Bhimsen Pradhan, with the Congress Party, says the prime minister's resignation is not enough.

"On the face it this is a success," he said, "but every time in the past, his majesty the king has [conspired] against the major political parties to do away with the democratic system, to do away with the parliamentary system, therefore we are still jittery toward the royal palace."

The king's predecessor gave up absolute power to create a constitutional monarchy. However, King Gyanendra dissolved parliament and appointed a royalist government in October 2002. That eventually led to the daily protests that have wracked the country for a month.
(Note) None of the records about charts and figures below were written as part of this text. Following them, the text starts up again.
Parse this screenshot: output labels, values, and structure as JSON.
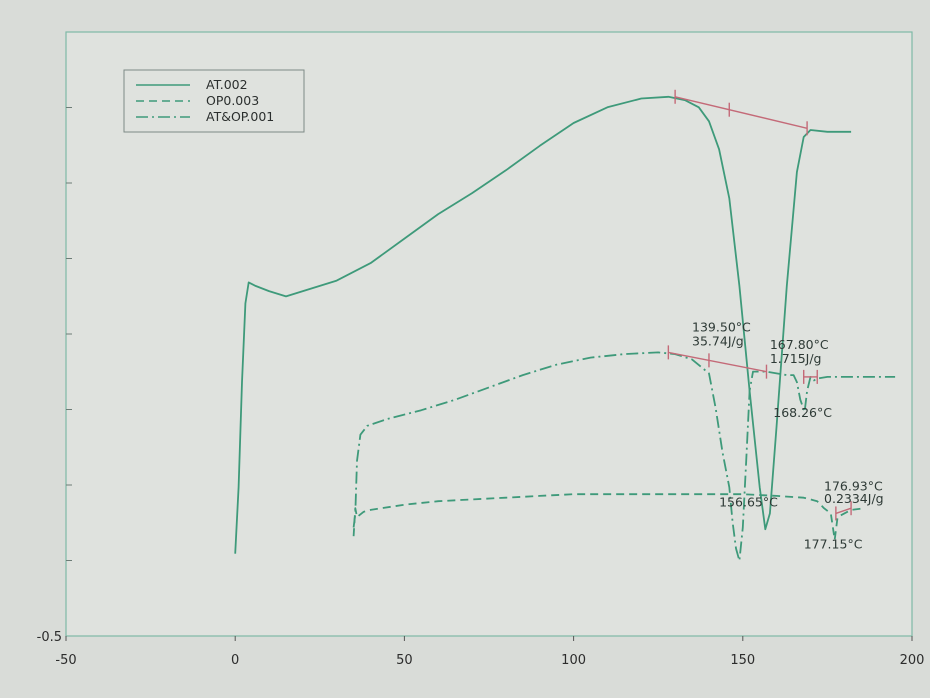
{
  "chart_data": {
    "type": "line",
    "title": "",
    "xlabel": "",
    "ylabel": "",
    "xlim": [
      -50,
      200
    ],
    "x_ticks": [
      "-50",
      "0",
      "50",
      "100",
      "150",
      "200"
    ],
    "y_tick_labels": [
      "-0.5"
    ],
    "grid": false,
    "legend_position": "top-left",
    "colors": {
      "curve": "#3e9a7a",
      "baseline": "#c46a78",
      "frame": "#7fb9a6",
      "background": "#d9dcd8"
    },
    "series": [
      {
        "name": "AT.002",
        "style": "solid",
        "points": [
          [
            0,
            -0.03
          ],
          [
            1,
            0.35
          ],
          [
            2,
            0.95
          ],
          [
            3,
            1.4
          ],
          [
            4,
            1.52
          ],
          [
            6,
            1.5
          ],
          [
            10,
            1.47
          ],
          [
            15,
            1.44
          ],
          [
            20,
            1.47
          ],
          [
            25,
            1.5
          ],
          [
            30,
            1.53
          ],
          [
            40,
            1.63
          ],
          [
            50,
            1.77
          ],
          [
            60,
            1.91
          ],
          [
            70,
            2.03
          ],
          [
            80,
            2.16
          ],
          [
            90,
            2.3
          ],
          [
            100,
            2.43
          ],
          [
            110,
            2.52
          ],
          [
            120,
            2.57
          ],
          [
            128,
            2.58
          ],
          [
            133,
            2.56
          ],
          [
            137,
            2.52
          ],
          [
            140,
            2.44
          ],
          [
            143,
            2.28
          ],
          [
            146,
            2.0
          ],
          [
            149,
            1.5
          ],
          [
            152,
            0.9
          ],
          [
            155,
            0.35
          ],
          [
            156.65,
            0.11
          ],
          [
            158,
            0.2
          ],
          [
            160,
            0.7
          ],
          [
            163,
            1.5
          ],
          [
            166,
            2.15
          ],
          [
            168,
            2.35
          ],
          [
            170,
            2.39
          ],
          [
            175,
            2.38
          ],
          [
            180,
            2.38
          ],
          [
            182,
            2.38
          ]
        ]
      },
      {
        "name": "OP0.003",
        "style": "dashed",
        "points": [
          [
            35,
            0.07
          ],
          [
            35.5,
            0.23
          ],
          [
            36,
            0.18
          ],
          [
            38,
            0.21
          ],
          [
            40,
            0.22
          ],
          [
            50,
            0.25
          ],
          [
            60,
            0.27
          ],
          [
            70,
            0.28
          ],
          [
            80,
            0.29
          ],
          [
            90,
            0.3
          ],
          [
            100,
            0.31
          ],
          [
            110,
            0.31
          ],
          [
            120,
            0.31
          ],
          [
            130,
            0.31
          ],
          [
            140,
            0.31
          ],
          [
            150,
            0.31
          ],
          [
            160,
            0.3
          ],
          [
            168,
            0.29
          ],
          [
            172,
            0.27
          ],
          [
            174,
            0.23
          ],
          [
            176,
            0.2
          ],
          [
            177.15,
            0.05
          ],
          [
            178,
            0.18
          ],
          [
            182,
            0.22
          ],
          [
            186,
            0.23
          ]
        ]
      },
      {
        "name": "AT&OP.001",
        "style": "dash-dot",
        "points": [
          [
            35,
            0.12
          ],
          [
            35.5,
            0.2
          ],
          [
            36,
            0.5
          ],
          [
            37,
            0.65
          ],
          [
            39,
            0.7
          ],
          [
            45,
            0.74
          ],
          [
            55,
            0.79
          ],
          [
            65,
            0.85
          ],
          [
            75,
            0.92
          ],
          [
            85,
            0.99
          ],
          [
            95,
            1.05
          ],
          [
            105,
            1.09
          ],
          [
            115,
            1.11
          ],
          [
            125,
            1.12
          ],
          [
            130,
            1.11
          ],
          [
            135,
            1.08
          ],
          [
            140,
            1.0
          ],
          [
            142,
            0.8
          ],
          [
            144,
            0.55
          ],
          [
            146,
            0.35
          ],
          [
            147,
            0.15
          ],
          [
            148,
            0.0
          ],
          [
            149,
            -0.07
          ],
          [
            150,
            0.12
          ],
          [
            151,
            0.5
          ],
          [
            152,
            0.9
          ],
          [
            153,
            1.01
          ],
          [
            157,
            1.01
          ],
          [
            160,
            1.0
          ],
          [
            163,
            0.99
          ],
          [
            165,
            0.99
          ],
          [
            166,
            0.95
          ],
          [
            167,
            0.85
          ],
          [
            168.26,
            0.78
          ],
          [
            169,
            0.9
          ],
          [
            170,
            0.98
          ],
          [
            171,
            0.96
          ],
          [
            172,
            0.97
          ],
          [
            175,
            0.98
          ],
          [
            180,
            0.98
          ],
          [
            195,
            0.98
          ]
        ]
      }
    ],
    "baselines": [
      {
        "from": [
          130,
          2.58
        ],
        "to": [
          169,
          2.4
        ],
        "ticks_x": [
          130,
          146,
          169
        ]
      },
      {
        "from": [
          128,
          1.12
        ],
        "to": [
          157,
          1.01
        ],
        "ticks_x": [
          128,
          140,
          157
        ]
      },
      {
        "from": [
          168,
          0.98
        ],
        "to": [
          172,
          0.98
        ],
        "ticks_x": [
          168,
          172
        ]
      },
      {
        "from": [
          177.5,
          0.2
        ],
        "to": [
          182,
          0.23
        ],
        "ticks_x": [
          177.5,
          182
        ]
      }
    ],
    "annotations": [
      {
        "id": "a1",
        "text": "139.50°C",
        "at": [
          135,
          1.24
        ]
      },
      {
        "id": "a2",
        "text": "35.74J/g",
        "at": [
          135,
          1.16
        ]
      },
      {
        "id": "a3",
        "text": "167.80°C",
        "at": [
          158,
          1.14
        ]
      },
      {
        "id": "a4",
        "text": "1.715J/g",
        "at": [
          158,
          1.06
        ]
      },
      {
        "id": "a5",
        "text": "168.26°C",
        "at": [
          159,
          0.75
        ]
      },
      {
        "id": "a6",
        "text": "156.65°C",
        "at": [
          143,
          0.24
        ]
      },
      {
        "id": "a7",
        "text": "176.93°C",
        "at": [
          174,
          0.33
        ]
      },
      {
        "id": "a8",
        "text": "0.2334J/g",
        "at": [
          174,
          0.26
        ]
      },
      {
        "id": "a9",
        "text": "177.15°C",
        "at": [
          168,
          0.0
        ]
      }
    ]
  }
}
The palace has not responded to the opposition agenda. The king reportedly considers many of the opposition politicians to be corrupt and too weak to deal with the Maoist insurgency, which has cost thousands of lives in the past several years.

The prime minister's resignation has not completely eased tension on the streets. Protesters still gather daily at major intersections, bottling up Kathmandu traffic. Students continue to throw rocks at police.

The opposition parties say they will go ahead with a nationwide strike on Tuesday and Wednesday to increase the pressure on the king to hold talks with them.